Election Day 2006 falls within the same week as Kristallnacht, the "night of broken glass," that many consider as the start of the Holocaust. Having these two events fall within two days of each other is a poignant reminder of how important your vote is in the effort to protect human rights in the United States and abroad.
Over 70 years ago, the National Socialist German Workers Party (Nazi Party) was elected to power in Germany. Adolf Hitler did not come to power through a coup d'état or revolution. He became chancellor because individuals voted for him and for the policies of his party—policies that resulted in the murder of over 11 million people.

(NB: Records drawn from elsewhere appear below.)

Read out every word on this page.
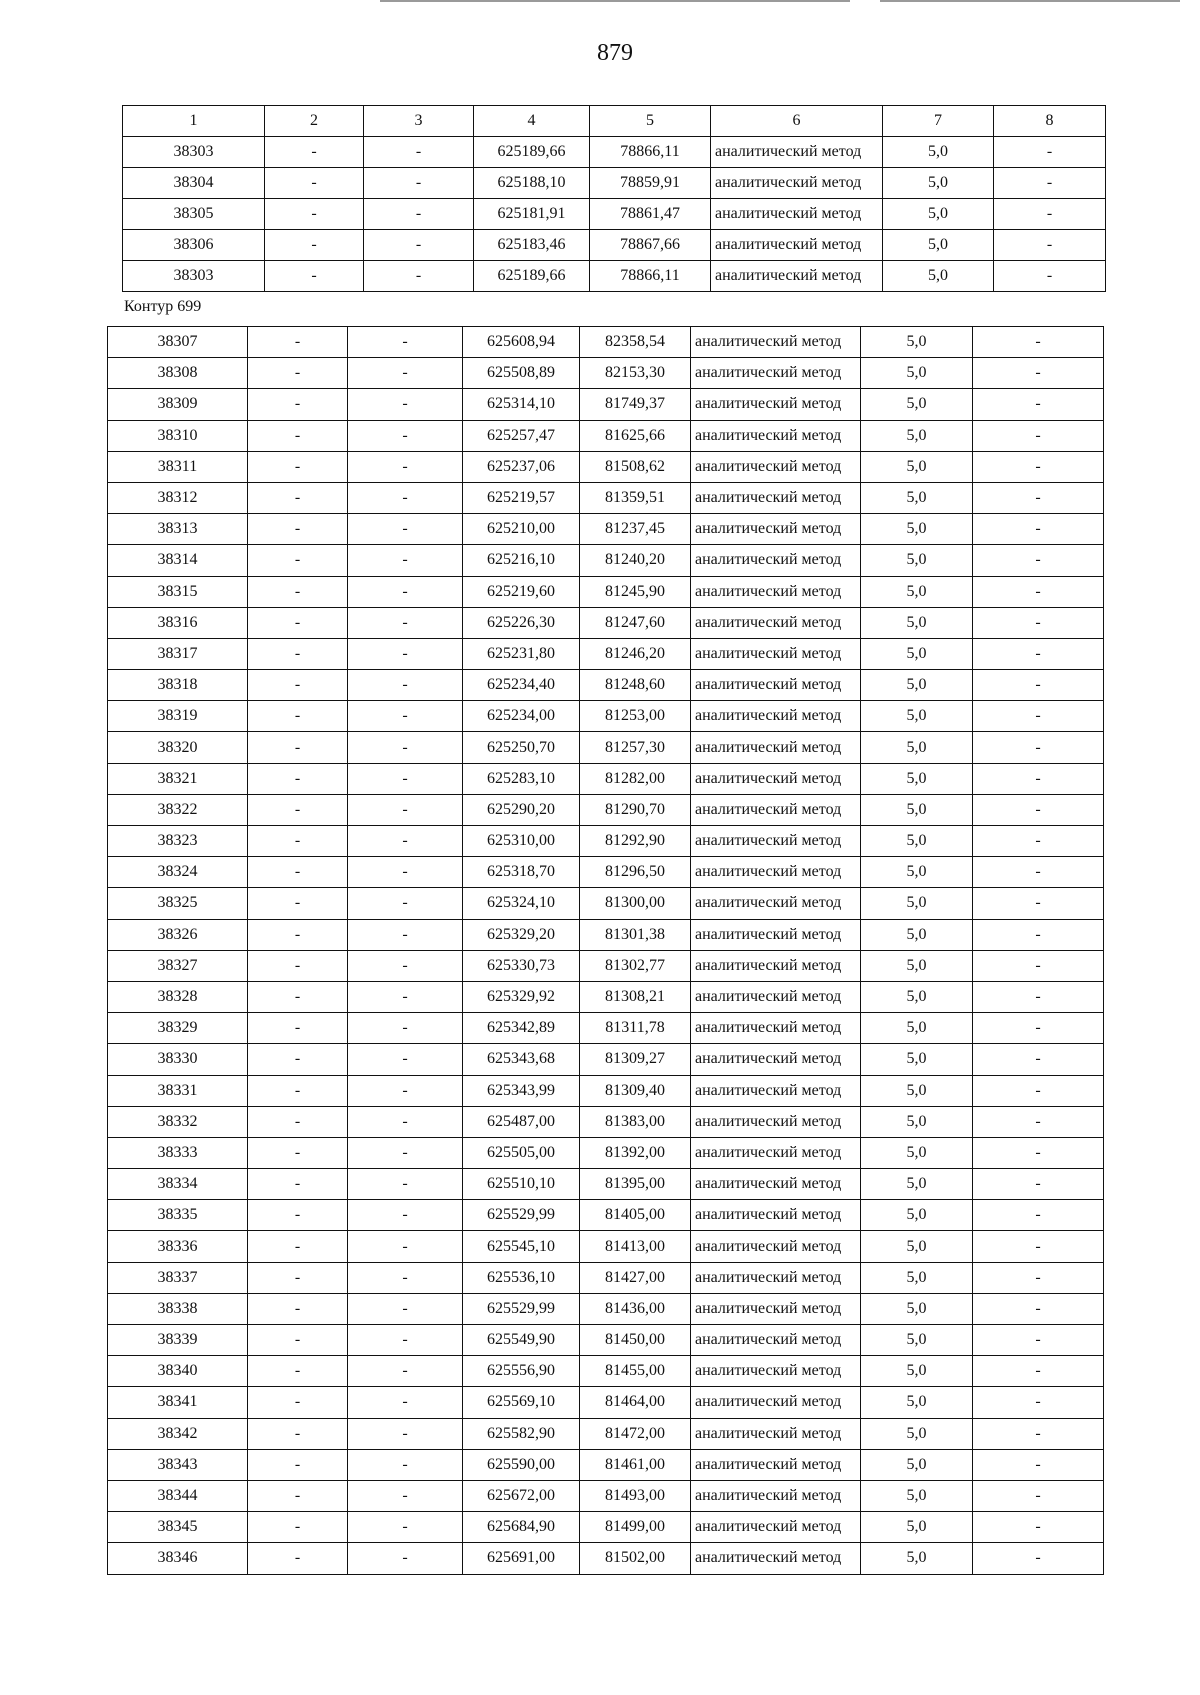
879
1	2	3	4	5	6	7	8
38303	-	-	625189,66	78866,11	аналитический метод	5,0	-
38304	-	-	625188,10	78859,91	аналитический метод	5,0	-
38305	-	-	625181,91	78861,47	аналитический метод	5,0	-
38306	-	-	625183,46	78867,66	аналитический метод	5,0	-
38303	-	-	625189,66	78866,11	аналитический метод	5,0	-
Контур 699
38307	-	-	625608,94	82358,54	аналитический метод	5,0	-
38308	-	-	625508,89	82153,30	аналитический метод	5,0	-
38309	-	-	625314,10	81749,37	аналитический метод	5,0	-
38310	-	-	625257,47	81625,66	аналитический метод	5,0	-
38311	-	-	625237,06	81508,62	аналитический метод	5,0	-
38312	-	-	625219,57	81359,51	аналитический метод	5,0	-
38313	-	-	625210,00	81237,45	аналитический метод	5,0	-
38314	-	-	625216,10	81240,20	аналитический метод	5,0	-
38315	-	-	625219,60	81245,90	аналитический метод	5,0	-
38316	-	-	625226,30	81247,60	аналитический метод	5,0	-
38317	-	-	625231,80	81246,20	аналитический метод	5,0	-
38318	-	-	625234,40	81248,60	аналитический метод	5,0	-
38319	-	-	625234,00	81253,00	аналитический метод	5,0	-
38320	-	-	625250,70	81257,30	аналитический метод	5,0	-
38321	-	-	625283,10	81282,00	аналитический метод	5,0	-
38322	-	-	625290,20	81290,70	аналитический метод	5,0	-
38323	-	-	625310,00	81292,90	аналитический метод	5,0	-
38324	-	-	625318,70	81296,50	аналитический метод	5,0	-
38325	-	-	625324,10	81300,00	аналитический метод	5,0	-
38326	-	-	625329,20	81301,38	аналитический метод	5,0	-
38327	-	-	625330,73	81302,77	аналитический метод	5,0	-
38328	-	-	625329,92	81308,21	аналитический метод	5,0	-
38329	-	-	625342,89	81311,78	аналитический метод	5,0	-
38330	-	-	625343,68	81309,27	аналитический метод	5,0	-
38331	-	-	625343,99	81309,40	аналитический метод	5,0	-
38332	-	-	625487,00	81383,00	аналитический метод	5,0	-
38333	-	-	625505,00	81392,00	аналитический метод	5,0	-
38334	-	-	625510,10	81395,00	аналитический метод	5,0	-
38335	-	-	625529,99	81405,00	аналитический метод	5,0	-
38336	-	-	625545,10	81413,00	аналитический метод	5,0	-
38337	-	-	625536,10	81427,00	аналитический метод	5,0	-
38338	-	-	625529,99	81436,00	аналитический метод	5,0	-
38339	-	-	625549,90	81450,00	аналитический метод	5,0	-
38340	-	-	625556,90	81455,00	аналитический метод	5,0	-
38341	-	-	625569,10	81464,00	аналитический метод	5,0	-
38342	-	-	625582,90	81472,00	аналитический метод	5,0	-
38343	-	-	625590,00	81461,00	аналитический метод	5,0	-
38344	-	-	625672,00	81493,00	аналитический метод	5,0	-
38345	-	-	625684,90	81499,00	аналитический метод	5,0	-
38346	-	-	625691,00	81502,00	аналитический метод	5,0	-
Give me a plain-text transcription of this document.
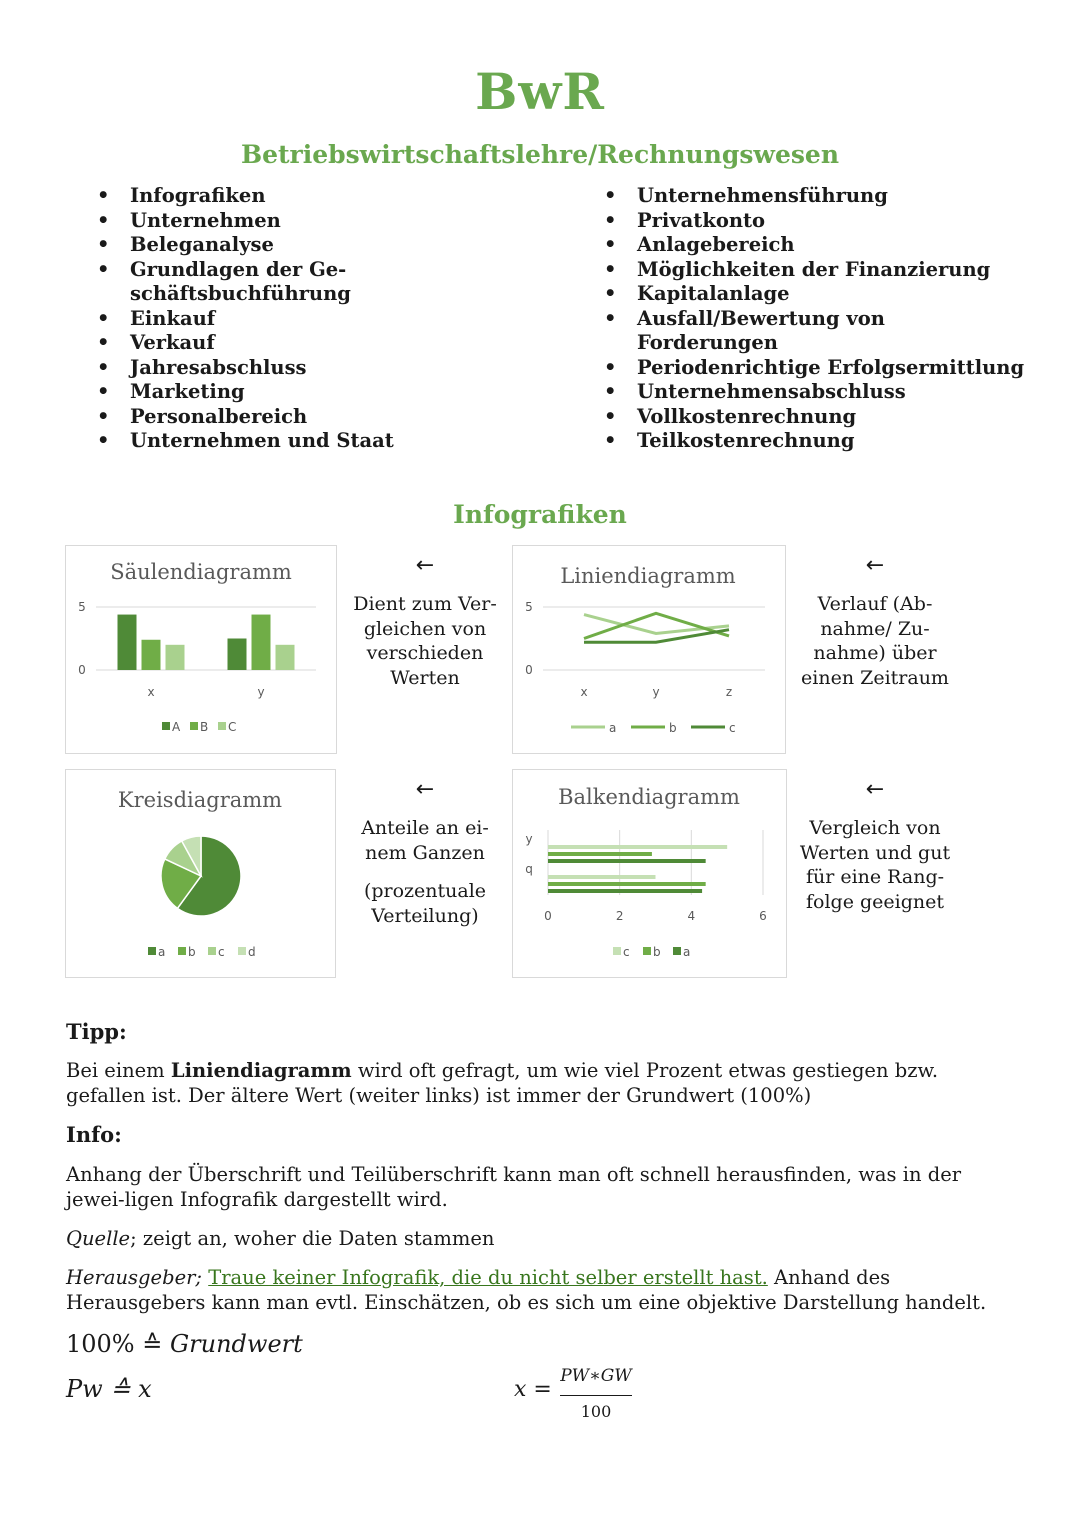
BwR
Betriebswirtschaftslehre/Rechnungswesen
• Infografiken
• Unternehmen
• Beleganalyse
• Grundlagen der Ge-schäftsbuchführung
• Einkauf
• Verkauf
• Jahresabschluss
• Marketing
• Personalbereich
• Unternehmen und Staat
• Unternehmensführung
• Privatkonto
• Anlagebereich
• Möglichkeiten der Finanzierung
• Kapitalanlage
• Ausfall/Bewertung von Forderungen
• Periodenrichtige Erfolgsermittlung
• Unternehmensabschluss
• Vollkostenrechnung
• Teilkostenrechnung
Infografiken
Säulendiagramm
0
5
x	y
A B C
Liniendiagramm
0
5
x	y	z
a	b	c
Kreisdiagramm
a b c d
Balkendiagramm
0	2	4	6
q
y
c b a
←	←
←	←
Dient zum Ver-
gleichen von
verschieden
Werten
Verlauf (Ab-
nahme/ Zu-
nahme) über
einen Zeitraum
Anteile an ei-
nem Ganzen
(prozentuale
Verteilung)
Vergleich von
Werten und gut
für eine Rang-
folge geeignet
Tipp:
Bei einem Liniendiagramm wird oft gefragt, um wie viel Prozent etwas gestiegen bzw. gefallen ist. Der ältere Wert (weiter links) ist immer der Grundwert (100%)
Info:
Anhang der Überschrift und Teilüberschrift kann man oft schnell herausfinden, was in der jewei-ligen Infografik dargestellt wird.
Quelle; zeigt an, woher die Daten stammen
Herausgeber; Traue keiner Infografik, die du nicht selber erstellt hast. Anhand des Herausgebers kann man evtl. Einschätzen, ob es sich um eine objektive Darstellung handelt.
100% ≙ Grundwert
Pw ≙ x	x =
PW∗GW
100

As informed citizens and witnesses to recent genocides in Rwanda and Sudan, we need to reflect on the lessons of the Holocaust as we prepare to vote. This need remains stronger than ever before. Fifteen years ago, student leaders and faculty members launched the Holocaust Genocide Studies Project at Monroe Community College to give community members unique opportunities to explore history and take action to protect human rights.
As a country, we are still not meeting the demands of morality established after the Holocaust and codified in the Universal Declaration of Human Rights adopted and proclaimed by the United Nations in 1948.
Fewer and fewer people today question why students should study the Holocaust. Such an educational experience changes how students view the world and their individual responsibilities towards families and neighbors. Taking one Holocaust class has inspired some students to vote for the first time and realize the importance of having a more global outlook. Studying the Holocaust also motivates people to find creative ways to make a difference. Action against humanitarian crises starts at the individual level. It starts in the voting booth.
Human rights activist and Pulitzer Prize-winning author Samantha Power will speak at MCC the evening of Election Day (Nov. 7) regarding America's response to genocide as part of the college's 15th annual Kristallnacht Program. In her book "A Problem from Hell: America and the Age of Genocide," she reminds readers that "We are responsible for our incredulity. The stories that emerge from genocidal societies are by definition incredible. That was the lesson the Holocaust should have taught us."
It was uninformed citizens who "voted away" the rights of those persecuted in the Holocaust. On November 7, be sure to vote and recognize the impact of your decisions on human rights here and abroad. After all, those are our neighbors in Rwanda and Sudan.
Oriel is an alumna of Monroe Community College and one of the founders of the Holocaust Genocide Studies Project at MCC. She currently serves as the assistant director of the campus center. Theis is an MCC student and the project's current president.